Whittlesey was governed by improvement commissioners from 1849; they were replaced by an urban district council in 1894, with the building as its headquarters. As its responsibilities increased, Whittlesey Urban District Council relocated its offices to Delph Street and then Queen Street, but continued to hold its meetings at the town hall. Following local government reorganisation in 1974, Fenland District Council became responsible for the administration of the area.

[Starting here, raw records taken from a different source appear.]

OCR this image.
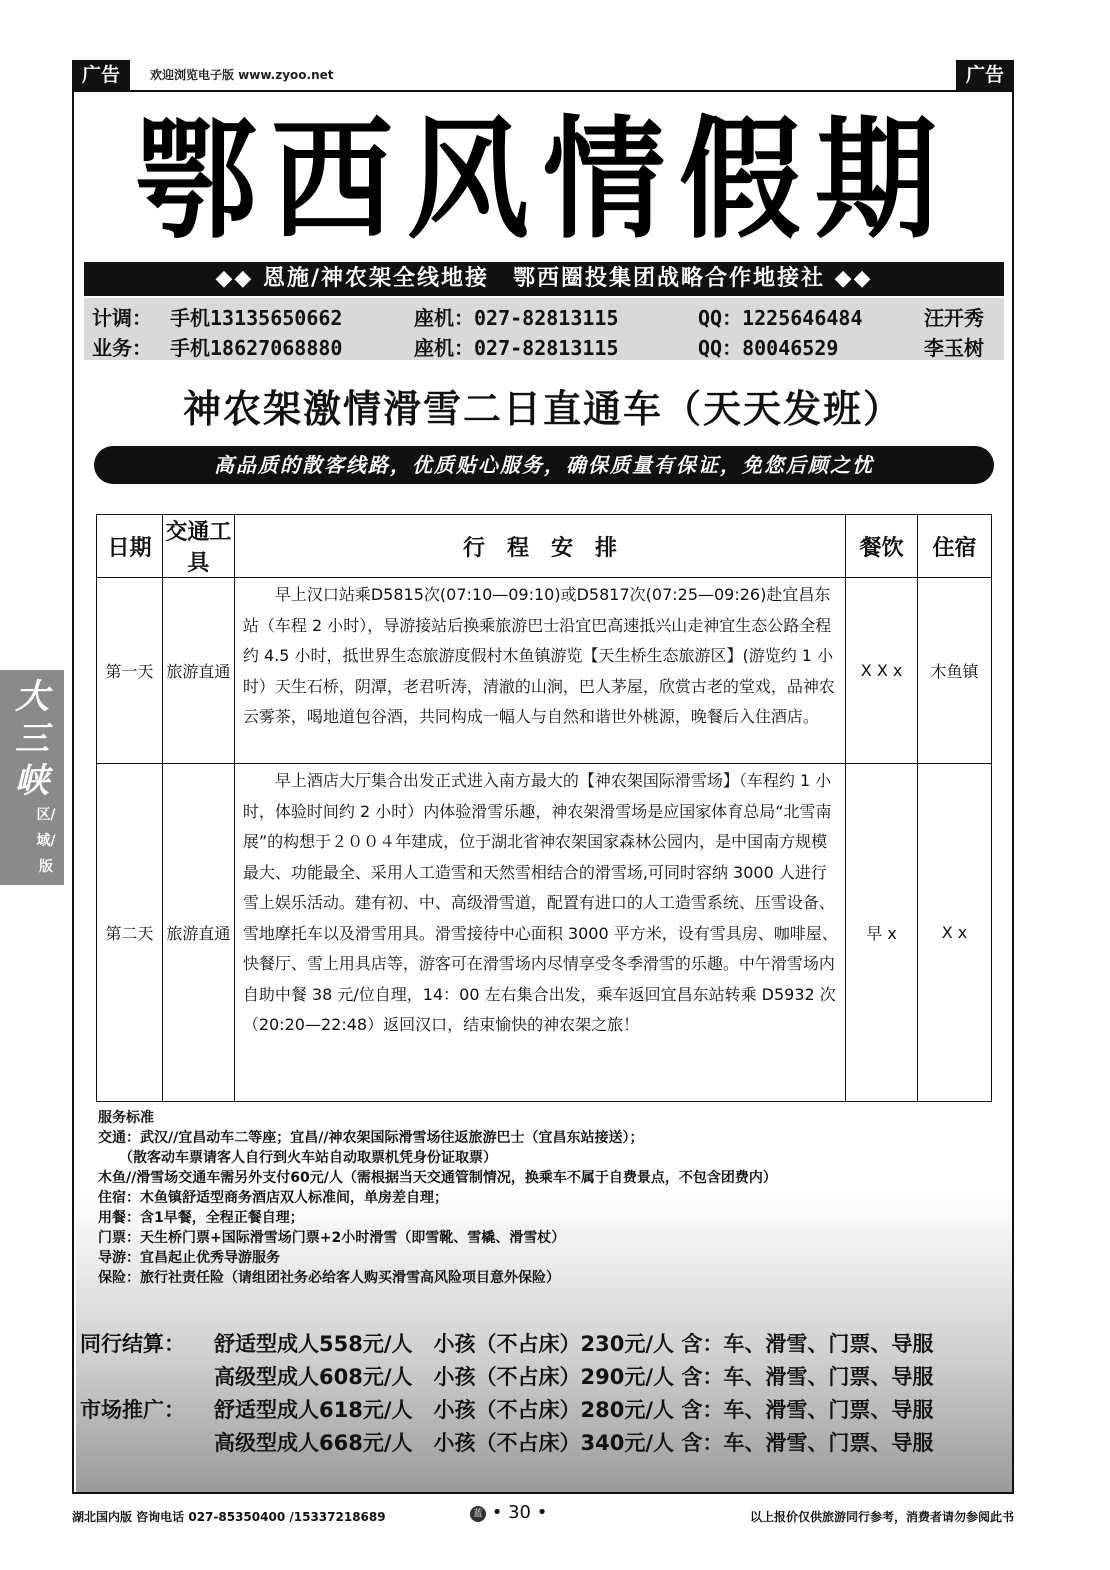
广告	欢迎浏览电子版 www.zyoo.net	广告
大三峡
区/域/版
鄂西风情假期
◆◆ 恩施/神农架全线地接　鄂西圈投集团战略合作地接社 ◆◆
计调： 手机13135650662	座机：027-82813115	QQ：1225646484	汪开秀
业务： 手机18627068880	座机：027-82813115	QQ：80046529	李玉树
神农架激情滑雪二日直通车（天天发班）
高品质的散客线路，优质贴心服务，确保质量有保证，免您后顾之忧
日期	交通工具	行　程　安　排	餐饮	住宿
第一天	旅游直通	早上汉口站乘D5815次(07:10—09:10)或D5817次(07:25—09:26)赴宜昌东站（车程 2 小时），导游接站后换乘旅游巴士沿宜巴高速抵兴山走神宜生态公路全程约 4.5 小时，抵世界生态旅游度假村木鱼镇游览【天生桥生态旅游区】(游览约 1 小时）天生石桥，阴潭，老君听涛，清澈的山涧，巴人茅屋，欣赏古老的堂戏，品神农云雾茶，喝地道包谷酒，共同构成一幅人与自然和谐世外桃源，晚餐后入住酒店。	X X x	木鱼镇
第二天	旅游直通	早上酒店大厅集合出发正式进入南方最大的【神农架国际滑雪场】（车程约 1 小时，体验时间约 2 小时）内体验滑雪乐趣，神农架滑雪场是应国家体育总局“北雪南展”的构想于２００４年建成，位于湖北省神农架国家森林公园内，是中国南方规模最大、功能最全、采用人工造雪和天然雪相结合的滑雪场,可同时容纳 3000 人进行雪上娱乐活动。建有初、中、高级滑雪道，配置有进口的人工造雪系统、压雪设备、雪地摩托车以及滑雪用具。滑雪接待中心面积 3000 平方米，设有雪具房、咖啡屋、快餐厅、雪上用具店等，游客可在滑雪场内尽情享受冬季滑雪的乐趣。中午滑雪场内自助中餐 38 元/位自理，14：00 左右集合出发，乘车返回宜昌东站转乘 D5932 次 （20:20—22:48）返回汉口，结束愉快的神农架之旅！	早 x	X x
服务标准
交通：武汉//宜昌动车二等座；宜昌//神农架国际滑雪场往返旅游巴士（宜昌东站接送）；
　　（散客动车票请客人自行到火车站自动取票机凭身份证取票）
木鱼//滑雪场交通车需另外支付60元/人（需根据当天交通管制情况，换乘车不属于自费景点，不包含团费内）
住宿：木鱼镇舒适型商务酒店双人标准间，单房差自理；
用餐：含1早餐，全程正餐自理；
门票：天生桥门票+国际滑雪场门票+2小时滑雪（即雪靴、雪橇、滑雪杖）
导游：宜昌起止优秀导游服务
保险：旅行社责任险（请组团社务必给客人购买滑雪高风险项目意外保险）
同行结算： 舒适型成人558元/人　小孩（不占床）230元/人 含：车、滑雪、门票、导服
高级型成人608元/人　小孩（不占床）290元/人 含：车、滑雪、门票、导服
市场推广： 舒适型成人618元/人　小孩（不占床）280元/人 含：车、滑雪、门票、导服
高级型成人668元/人　小孩（不占床）340元/人 含：车、滑雪、门票、导服
湖北国内版 咨询电话 027-85350400 /15337218689	蓝 • 30 •	以上报价仅供旅游同行参考，消费者请勿参阅此书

A new parish council, Whittlesey Town Council, was established in 1981. It sometimes uses the town hall for its mayor-making ceremony.

===The museum===
The museum was founded in 1976 as an independent charitable trust with a mission and purpose of collecting, caring and interpreting the natural and cultural heritage of Whittlesey and the surrounding area (Coates, Eastrea, Pondersbridge and Turves) for the benefit and enjoyment of students, local people and visitors.

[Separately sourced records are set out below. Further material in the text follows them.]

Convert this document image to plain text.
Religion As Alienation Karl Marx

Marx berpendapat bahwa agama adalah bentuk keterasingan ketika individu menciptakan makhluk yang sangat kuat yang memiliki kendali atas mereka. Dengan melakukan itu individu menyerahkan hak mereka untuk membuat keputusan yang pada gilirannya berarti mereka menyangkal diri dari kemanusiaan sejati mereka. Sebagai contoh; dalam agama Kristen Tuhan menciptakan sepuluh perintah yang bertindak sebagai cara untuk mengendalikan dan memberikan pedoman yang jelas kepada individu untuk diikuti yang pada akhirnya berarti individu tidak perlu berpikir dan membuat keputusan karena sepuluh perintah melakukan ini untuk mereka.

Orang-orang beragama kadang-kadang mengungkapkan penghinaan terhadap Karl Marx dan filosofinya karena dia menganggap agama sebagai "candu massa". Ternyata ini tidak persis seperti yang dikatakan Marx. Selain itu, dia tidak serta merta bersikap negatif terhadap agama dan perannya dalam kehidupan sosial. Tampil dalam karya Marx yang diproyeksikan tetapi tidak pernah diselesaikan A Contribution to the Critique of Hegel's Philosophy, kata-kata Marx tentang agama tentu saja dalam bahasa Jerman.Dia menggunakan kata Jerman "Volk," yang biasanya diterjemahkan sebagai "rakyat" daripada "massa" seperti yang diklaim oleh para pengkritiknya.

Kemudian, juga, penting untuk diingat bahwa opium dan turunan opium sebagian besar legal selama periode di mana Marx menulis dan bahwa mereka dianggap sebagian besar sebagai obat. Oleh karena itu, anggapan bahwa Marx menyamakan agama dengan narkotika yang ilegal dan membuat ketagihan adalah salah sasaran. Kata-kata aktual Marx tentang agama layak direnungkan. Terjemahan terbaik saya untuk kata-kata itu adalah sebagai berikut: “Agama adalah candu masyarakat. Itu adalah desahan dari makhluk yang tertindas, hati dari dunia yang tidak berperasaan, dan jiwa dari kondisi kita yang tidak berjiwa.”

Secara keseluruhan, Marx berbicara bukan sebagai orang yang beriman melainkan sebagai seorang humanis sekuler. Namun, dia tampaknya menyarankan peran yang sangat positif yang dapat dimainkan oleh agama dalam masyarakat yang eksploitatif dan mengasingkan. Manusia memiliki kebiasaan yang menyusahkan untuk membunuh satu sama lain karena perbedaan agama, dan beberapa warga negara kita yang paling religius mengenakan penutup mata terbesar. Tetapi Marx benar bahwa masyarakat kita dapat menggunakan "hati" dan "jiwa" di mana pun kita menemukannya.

The museum gained Arts Council Accreditation close to the start of the scheme in 2007, having previously been a Registered Museum. It became a partner in the Greater Fens Partnership as one of the "Fenland Five" museums along with Wisbech & Fenland Museum, March and District Museum, the Chatteris Museum and Octavia Hill's Birthplace House.

==The collection==
The museum collections include local archaeology and archives, costume and textiles, natural sciences, coins, medals and local social and industrial history including the Whittlesey Straw Bear. Gallery displays are mounted in the former Caretaker's Cottage and the area previously used to house the town's horse-drawn fire engine. Outside in the museum's courtyard there are displays about the local brick industry and railway whilst a forge with wheelwright's bench and agricultural machinery recalls other occupations which supported the local economy.